Civilização que o vento levou
Civilização mais antiga da América foi dizimada por mudança climática e um poderoso terremoto
A civilização de Caral, contemporânea às da Mesopotâmia e do Egito e formada antes da dos incas, foi extinta por um grande terremoto e por fortes mudanças climáticas que encerraram milhares de anos de apogeu. Esse foi o veredicto da arqueóloga Ruth Shady, que descobriu a cidade peruana há 15 anos.
Formada há 5 mil anos, Caral - a civilização mais antiga da América - surgiu na costa central peruana. Era uma cidadela de edifícios piramidais de pedra de 20 metros de altura, praças circulares, conjuntos residenciais e espaços para reuniões públicas que ainda vão se revelando na medida em que as escavações dos pesquisadores avançam.
Declarada Patrimônio Cultural da Humanidade pela UNESCO em junho, o assentamento de 62 hectares se desenvolveu 4.400 anos antes do império inca, no Peru, em uma zona desértica e árida, rodeada de colinas pedregosas, 200 quilômetros ao norte da capital, Lima.
“Foi um civilização estruturada sob valores sociais e culturais que marcaram as comunidades posteriores do Peru”, disse Ruth. As investigações com carbono 14 estabeleceram que a civilização que floresceu em Caral estava 1.500 anos à frente da Mesopotâmica - outro centro de cultura e progresso - e em mais de 3 mil anos em relação à sociedade dos Maias.
Caral teve 1,2 mil anos de apogeu e gozou de grande prestígio e influência, até que se extinguiu. “Mas o que aconteceu para que se acabasse e perdesse sua importância?”, questiona a arqueóloga. Pesquisas desenvolvidas por Ruth em conjunto com especialistas da Universidade da Flórida, nos Estados Unidos, deram luz a hipóteses instigantes: um terremoto e drásticas mudanças climáticas acabaram com a cidade.
“Houve um terremoto forte, muito forte, que castigou toda a região andina; tudo o que sobrou foi carregado por um fenômeno parecido com o que conhecemos como o El Niño, e encheu as antigas baias do Pacífico.

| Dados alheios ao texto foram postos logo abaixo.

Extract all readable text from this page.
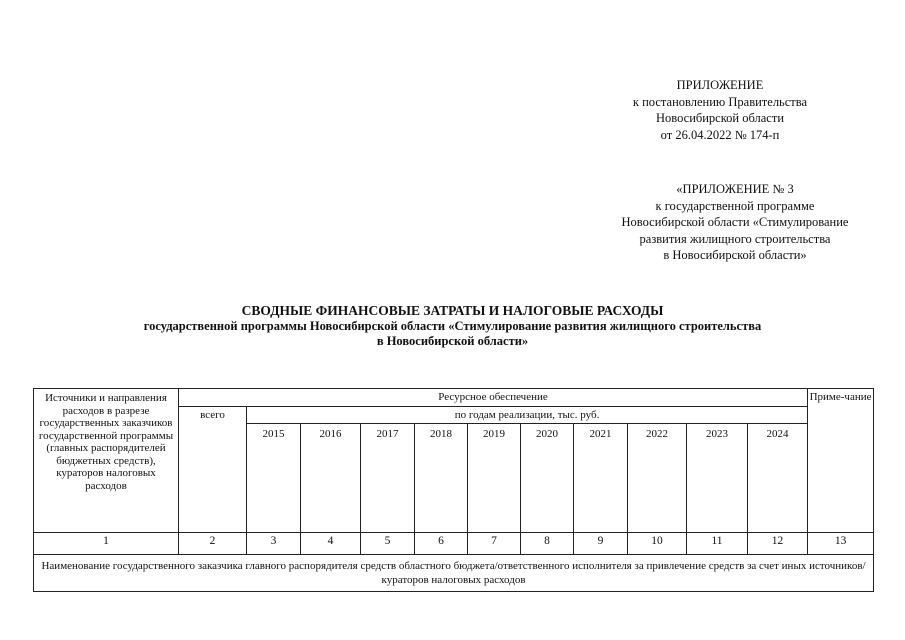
ПРИЛОЖЕНИЕ
к постановлению Правительства
Новосибирской области
от 26.04.2022 № 174-п
«ПРИЛОЖЕНИЕ № 3
к государственной программе
Новосибирской области «Стимулирование
развития жилищного строительства
в Новосибирской области»
СВОДНЫЕ ФИНАНСОВЫЕ ЗАТРАТЫ И НАЛОГОВЫЕ РАСХОДЫ
государственной программы Новосибирской области «Стимулирование развития жилищного строительства
в Новосибирской области»
Источники и направления расходов в разрезе государственных заказчиков государственной программы (главных распорядителей бюджетных средств), кураторов налоговых расходов	Ресурсное обеспечение											Приме-чание
	всего	по годам реализации, тыс. руб.										
		2015	2016	2017	2018	2019	2020	2021	2022	2023	2024	
1	2	3	4	5	6	7	8	9	10	11	12	13
Наименование государственного заказчика главного распорядителя средств областного бюджета/ответственного исполнителя за привлечение средств за счет иных источников/кураторов налоговых расходов												
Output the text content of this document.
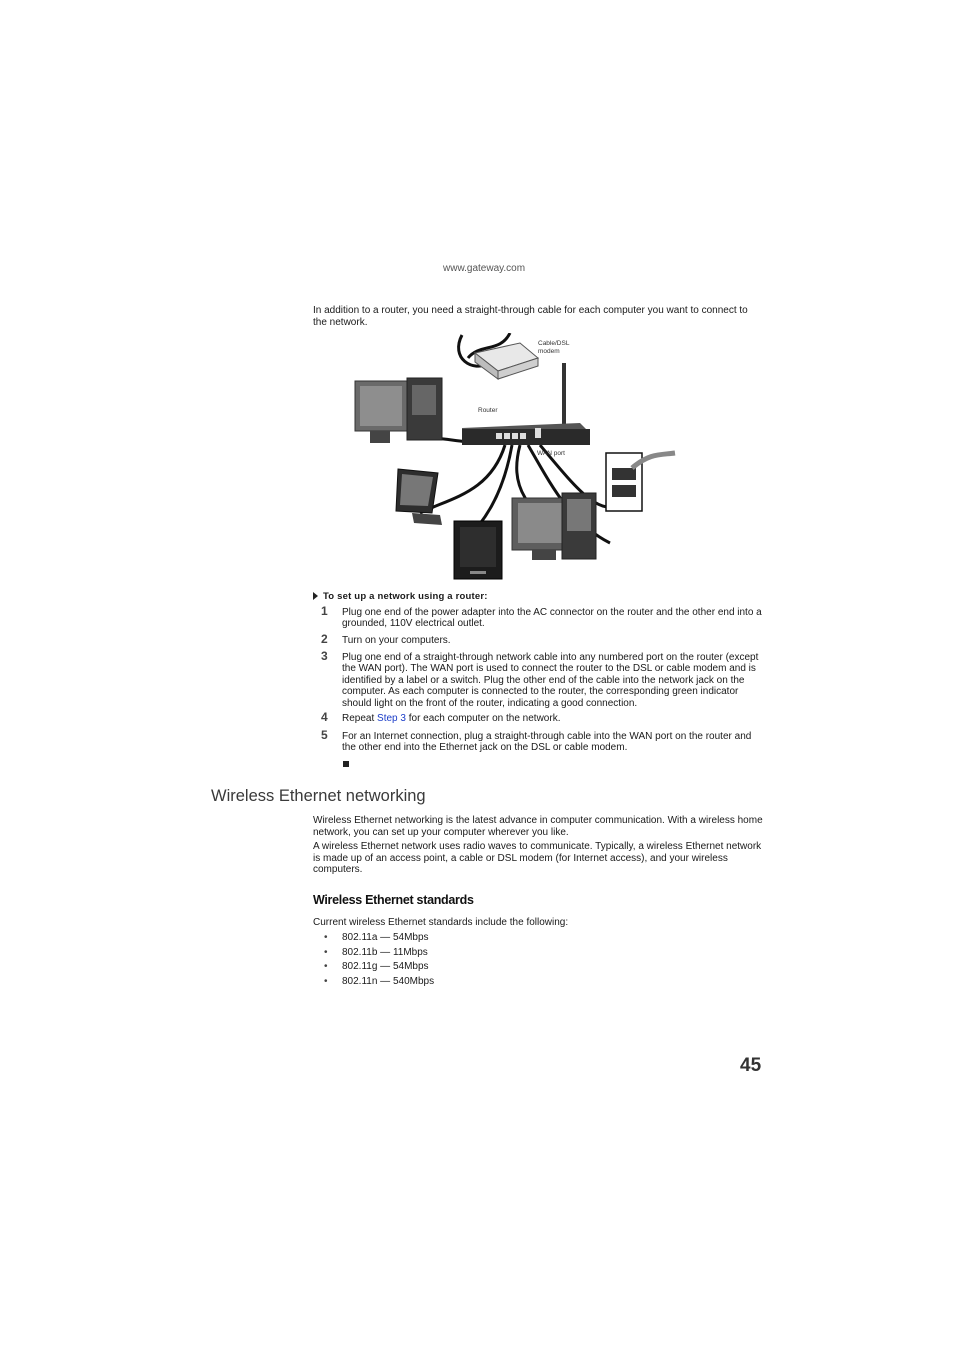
www.gateway.com
In addition to a router, you need a straight-through cable for each computer you want to connect to the network.
Cable/DSL
modem
Router
WAN port
To set up a network using a router:
1 Plug one end of the power adapter into the AC connector on the router and the other end into a grounded, 110V electrical outlet.
2 Turn on your computers.
3 Plug one end of a straight-through network cable into any numbered port on the router (except the WAN port). The WAN port is used to connect the router to the DSL or cable modem and is identified by a label or a switch. Plug the other end of the cable into the network jack on the computer. As each computer is connected to the router, the corresponding green indicator should light on the front of the router, indicating a good connection.
4 Repeat Step 3 for each computer on the network.
5 For an Internet connection, plug a straight-through cable into the WAN port on the router and the other end into the Ethernet jack on the DSL or cable modem.
Wireless Ethernet networking
Wireless Ethernet networking is the latest advance in computer communication. With a wireless home network, you can set up your computer wherever you like.
A wireless Ethernet network uses radio waves to communicate. Typically, a wireless Ethernet network is made up of an access point, a cable or DSL modem (for Internet access), and your wireless computers.
Wireless Ethernet standards
Current wireless Ethernet standards include the following:
• 802.11a — 54Mbps
• 802.11b — 11Mbps
• 802.11g — 54Mbps
• 802.11n — 540Mbps
45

Logo, os fortes ventos inundaram de dunas os campos de cultivo”, diz Ruth.
Não foram apenas os ventos. Uma seca que se prolongou por duas gerações provocou sequelas e transformações climáticas que Caral não pode resistir, explica a arqueóloga.
As escavações seguem em toda a área e um dos mistérios que ainda persiste relaciona-se à localização do cemitério da cidade.
“Estamos escavando em sete locais, mas ainda não o encontramos. Chegamos a realizar rastreamento por satélite em três ocasiões, mas nada localizamos. Vamos seguir trabalhando”, afirma.
Luis Miranda, um dos 14 arqueólogos que pesquisam em Caral, disse que no momento que o cemitério for descoberto, “vamos responder a muitas perguntas sobre a cidade e seu povo”.
Apesar das perguntas que persistem, a arqueóloga e sua equipe estão satisfeitos com os resultados obtidos em Caral nos últimos 15 anos de estudos. “Determinamos que o local teve um desenvolvimento que se estendeu a populações da costa, da região andina e amazônica, com as quais houve intercâmbio”, disse.
Caral se constituía de um assentamento urbano com traçado planejado e construções planificadas. Mais: era uma civilização que possuía conhecimentos de astronomia para calcular o tempo e os ciclos de plantio e colheita.
Embora o clima tenha dado uma trégua à cidade - pelo menos no que se refere a modificações catastróficas -, Caral recebe batalhões de turistas, que muitas vezes fazem com que os arqueólogos temam pela conservação das ruínas e monumentos que aguardam para ser decifrados em meio ao silêncio do vale.
“Temos enfrentado muitas dificuldades e agora enfrentamos outra: o perigo das invasões de curiosos. Já podemos notar a construção de casas e estabelecimentos de comércio ao redor do sítio arqueológico sem que nenhuma autoridade faça nada. Temos medo pelo futuro deste tesouro da humanidade”, afirmou Ruth.